Rolfing vs. Massage: What’s the Difference?
At this stage, we saw what Rolfing is, the context behind it, the idea behind it, and what looks like a typical Rolfing session. So how would the variations between Rolfing and massage be summarized?
Rolfing at its heart is systemic integration. When someone performs the Rolfing techniques they also operate to achieve structural integration within the body. This holistic image can vary from the approach taken during a bodywork session when the massage therapist focuses on a specific part of the body without realizing how it could influence the whole body’s “structural integration.”

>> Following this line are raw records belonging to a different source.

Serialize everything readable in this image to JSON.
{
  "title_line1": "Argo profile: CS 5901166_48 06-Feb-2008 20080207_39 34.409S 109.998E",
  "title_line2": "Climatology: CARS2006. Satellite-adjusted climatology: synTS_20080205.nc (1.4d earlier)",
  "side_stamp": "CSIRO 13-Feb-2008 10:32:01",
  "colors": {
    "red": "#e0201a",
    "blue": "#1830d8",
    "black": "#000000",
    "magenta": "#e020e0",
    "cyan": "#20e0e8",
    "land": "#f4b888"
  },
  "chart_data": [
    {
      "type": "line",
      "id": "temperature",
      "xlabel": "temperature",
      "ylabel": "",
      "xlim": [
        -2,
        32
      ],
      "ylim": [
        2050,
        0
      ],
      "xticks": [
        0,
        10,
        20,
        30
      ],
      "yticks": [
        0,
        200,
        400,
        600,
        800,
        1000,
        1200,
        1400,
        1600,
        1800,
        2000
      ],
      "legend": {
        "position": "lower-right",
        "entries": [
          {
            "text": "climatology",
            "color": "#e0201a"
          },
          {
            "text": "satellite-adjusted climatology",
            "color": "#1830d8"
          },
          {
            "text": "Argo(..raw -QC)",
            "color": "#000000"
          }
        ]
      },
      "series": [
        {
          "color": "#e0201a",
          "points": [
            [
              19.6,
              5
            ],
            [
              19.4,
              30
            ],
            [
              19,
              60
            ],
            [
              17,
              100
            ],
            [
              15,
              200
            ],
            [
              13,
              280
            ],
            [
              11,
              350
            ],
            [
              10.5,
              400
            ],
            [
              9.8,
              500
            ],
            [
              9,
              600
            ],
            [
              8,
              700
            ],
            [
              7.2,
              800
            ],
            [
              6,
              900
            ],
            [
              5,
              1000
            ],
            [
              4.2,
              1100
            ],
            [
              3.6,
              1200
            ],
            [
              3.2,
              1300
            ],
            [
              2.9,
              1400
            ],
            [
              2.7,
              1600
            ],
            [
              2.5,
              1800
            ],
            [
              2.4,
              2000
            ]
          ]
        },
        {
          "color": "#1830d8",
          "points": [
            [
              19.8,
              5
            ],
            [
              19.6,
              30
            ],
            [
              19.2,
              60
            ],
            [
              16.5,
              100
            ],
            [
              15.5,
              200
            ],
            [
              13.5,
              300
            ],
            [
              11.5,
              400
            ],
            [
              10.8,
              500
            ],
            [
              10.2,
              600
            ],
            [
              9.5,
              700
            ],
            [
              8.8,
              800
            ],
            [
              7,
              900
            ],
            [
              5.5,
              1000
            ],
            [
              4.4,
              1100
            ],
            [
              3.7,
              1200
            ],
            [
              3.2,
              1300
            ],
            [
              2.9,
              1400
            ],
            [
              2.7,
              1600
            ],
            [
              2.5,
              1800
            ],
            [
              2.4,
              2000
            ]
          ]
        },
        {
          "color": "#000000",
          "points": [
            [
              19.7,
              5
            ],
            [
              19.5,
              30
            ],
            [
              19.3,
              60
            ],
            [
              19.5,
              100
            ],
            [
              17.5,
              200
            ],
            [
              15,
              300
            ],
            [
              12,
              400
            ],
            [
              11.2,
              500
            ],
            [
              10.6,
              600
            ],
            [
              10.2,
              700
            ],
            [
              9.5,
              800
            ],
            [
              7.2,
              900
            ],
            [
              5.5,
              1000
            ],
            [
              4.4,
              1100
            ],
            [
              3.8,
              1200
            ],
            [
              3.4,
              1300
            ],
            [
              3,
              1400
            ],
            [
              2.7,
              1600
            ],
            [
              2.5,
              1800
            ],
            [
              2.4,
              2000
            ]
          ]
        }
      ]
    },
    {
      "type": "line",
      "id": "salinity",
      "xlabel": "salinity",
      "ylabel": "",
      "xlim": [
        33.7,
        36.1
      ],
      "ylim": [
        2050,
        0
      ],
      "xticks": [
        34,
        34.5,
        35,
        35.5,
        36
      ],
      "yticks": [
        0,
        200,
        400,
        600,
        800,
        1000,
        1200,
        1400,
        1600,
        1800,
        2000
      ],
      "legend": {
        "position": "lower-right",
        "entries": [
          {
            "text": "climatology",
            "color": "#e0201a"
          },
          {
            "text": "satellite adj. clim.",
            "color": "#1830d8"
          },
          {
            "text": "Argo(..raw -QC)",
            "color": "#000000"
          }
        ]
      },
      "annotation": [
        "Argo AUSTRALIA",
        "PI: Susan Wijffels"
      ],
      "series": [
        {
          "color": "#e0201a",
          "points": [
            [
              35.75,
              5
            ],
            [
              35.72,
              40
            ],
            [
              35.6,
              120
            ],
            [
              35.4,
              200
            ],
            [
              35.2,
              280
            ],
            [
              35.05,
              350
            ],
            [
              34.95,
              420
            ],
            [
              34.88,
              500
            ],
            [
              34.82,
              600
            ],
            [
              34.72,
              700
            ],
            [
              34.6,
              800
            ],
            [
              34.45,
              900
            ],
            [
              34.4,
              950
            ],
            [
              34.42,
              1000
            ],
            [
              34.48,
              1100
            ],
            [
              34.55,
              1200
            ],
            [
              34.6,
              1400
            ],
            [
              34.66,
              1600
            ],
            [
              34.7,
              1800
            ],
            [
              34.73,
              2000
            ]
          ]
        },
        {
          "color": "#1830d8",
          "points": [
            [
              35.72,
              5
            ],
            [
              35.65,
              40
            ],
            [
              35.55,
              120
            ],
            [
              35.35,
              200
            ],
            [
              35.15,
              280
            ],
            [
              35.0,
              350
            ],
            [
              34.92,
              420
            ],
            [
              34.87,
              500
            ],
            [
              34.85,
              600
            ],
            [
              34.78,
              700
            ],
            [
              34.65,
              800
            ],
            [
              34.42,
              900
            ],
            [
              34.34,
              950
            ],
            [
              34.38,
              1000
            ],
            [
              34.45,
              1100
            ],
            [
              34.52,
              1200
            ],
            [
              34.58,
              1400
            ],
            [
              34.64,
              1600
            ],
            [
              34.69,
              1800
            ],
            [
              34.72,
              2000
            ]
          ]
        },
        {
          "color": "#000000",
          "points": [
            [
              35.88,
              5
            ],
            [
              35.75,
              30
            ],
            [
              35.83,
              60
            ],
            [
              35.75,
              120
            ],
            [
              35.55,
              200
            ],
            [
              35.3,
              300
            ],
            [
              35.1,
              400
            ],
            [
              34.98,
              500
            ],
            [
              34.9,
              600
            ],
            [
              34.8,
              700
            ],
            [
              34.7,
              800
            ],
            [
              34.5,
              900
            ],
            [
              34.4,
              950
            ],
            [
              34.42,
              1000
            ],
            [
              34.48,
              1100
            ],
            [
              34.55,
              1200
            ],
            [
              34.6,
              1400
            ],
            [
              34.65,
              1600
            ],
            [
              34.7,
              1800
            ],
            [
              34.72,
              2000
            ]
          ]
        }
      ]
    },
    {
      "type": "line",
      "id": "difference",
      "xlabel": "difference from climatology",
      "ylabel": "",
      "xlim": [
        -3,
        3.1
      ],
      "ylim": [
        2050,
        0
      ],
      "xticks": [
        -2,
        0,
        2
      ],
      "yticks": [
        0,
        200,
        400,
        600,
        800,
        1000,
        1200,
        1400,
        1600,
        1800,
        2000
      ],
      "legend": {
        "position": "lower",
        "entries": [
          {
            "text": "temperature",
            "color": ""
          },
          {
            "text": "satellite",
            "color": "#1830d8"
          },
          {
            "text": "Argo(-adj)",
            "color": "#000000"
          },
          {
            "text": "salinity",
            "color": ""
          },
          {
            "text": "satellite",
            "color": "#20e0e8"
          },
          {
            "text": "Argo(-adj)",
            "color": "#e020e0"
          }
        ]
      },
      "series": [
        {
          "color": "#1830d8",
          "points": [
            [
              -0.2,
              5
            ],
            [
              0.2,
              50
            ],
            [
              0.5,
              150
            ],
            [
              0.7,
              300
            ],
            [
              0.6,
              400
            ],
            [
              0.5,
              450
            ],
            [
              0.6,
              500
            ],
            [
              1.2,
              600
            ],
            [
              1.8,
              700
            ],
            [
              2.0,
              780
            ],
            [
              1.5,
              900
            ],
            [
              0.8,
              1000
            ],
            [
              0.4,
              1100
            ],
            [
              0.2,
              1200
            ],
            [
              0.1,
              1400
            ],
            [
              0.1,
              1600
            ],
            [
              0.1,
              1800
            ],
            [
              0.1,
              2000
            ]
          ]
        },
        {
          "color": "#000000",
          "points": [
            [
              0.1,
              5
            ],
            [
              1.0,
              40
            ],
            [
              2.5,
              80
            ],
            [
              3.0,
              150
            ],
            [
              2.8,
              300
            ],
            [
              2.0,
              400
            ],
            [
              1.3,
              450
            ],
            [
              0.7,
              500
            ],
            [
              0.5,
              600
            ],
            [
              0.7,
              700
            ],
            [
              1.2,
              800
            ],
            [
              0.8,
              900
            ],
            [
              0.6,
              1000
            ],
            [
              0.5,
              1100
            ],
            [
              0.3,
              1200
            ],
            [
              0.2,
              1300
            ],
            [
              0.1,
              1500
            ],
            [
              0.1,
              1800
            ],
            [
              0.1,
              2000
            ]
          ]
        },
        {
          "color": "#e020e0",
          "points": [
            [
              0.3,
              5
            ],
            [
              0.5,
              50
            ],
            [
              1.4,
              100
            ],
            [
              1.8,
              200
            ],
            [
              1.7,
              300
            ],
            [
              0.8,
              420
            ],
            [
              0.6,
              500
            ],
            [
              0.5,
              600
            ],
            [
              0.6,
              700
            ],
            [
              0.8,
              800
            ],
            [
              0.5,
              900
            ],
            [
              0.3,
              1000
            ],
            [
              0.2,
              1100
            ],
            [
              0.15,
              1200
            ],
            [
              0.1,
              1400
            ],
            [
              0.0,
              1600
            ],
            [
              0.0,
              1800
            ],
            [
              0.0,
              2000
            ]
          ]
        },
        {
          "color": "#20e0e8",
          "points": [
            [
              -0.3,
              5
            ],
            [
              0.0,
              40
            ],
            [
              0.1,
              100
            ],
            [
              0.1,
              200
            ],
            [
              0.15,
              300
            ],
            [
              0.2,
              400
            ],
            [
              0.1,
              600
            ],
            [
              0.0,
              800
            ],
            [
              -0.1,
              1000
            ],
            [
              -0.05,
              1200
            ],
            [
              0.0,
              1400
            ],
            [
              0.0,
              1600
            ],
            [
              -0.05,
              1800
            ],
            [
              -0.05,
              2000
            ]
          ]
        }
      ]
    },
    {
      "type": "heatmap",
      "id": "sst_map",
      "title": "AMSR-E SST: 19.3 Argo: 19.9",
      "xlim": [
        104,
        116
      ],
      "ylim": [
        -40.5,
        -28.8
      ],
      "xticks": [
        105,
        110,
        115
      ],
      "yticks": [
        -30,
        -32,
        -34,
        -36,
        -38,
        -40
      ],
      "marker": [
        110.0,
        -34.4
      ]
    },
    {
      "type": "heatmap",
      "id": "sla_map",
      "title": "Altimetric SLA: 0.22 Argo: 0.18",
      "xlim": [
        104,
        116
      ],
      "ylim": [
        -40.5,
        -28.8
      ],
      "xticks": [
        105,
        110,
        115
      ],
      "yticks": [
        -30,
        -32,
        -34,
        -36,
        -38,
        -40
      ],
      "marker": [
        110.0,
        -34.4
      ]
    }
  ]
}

Massage therapy is of course also therapeutic in another sense. Before deciding on a course of treatment, a traditional massage therapist should consider the musculature of the whole body. Nevertheless, massage focuses on relieving stress and offering relief for the client, not on trying to integrate the body’s function together according to a common idea of how the body should operate.
Rolfing requires intense stimulation of the tissue, and in this context, it may look very much like massage. But, unlike deep tissue massage, Rolfing not only operates on the deep tissue level. A Rolfing practitioner may apply differing pressure levels based on the technique they are using, with different pressure rates being used to target different layers of the body.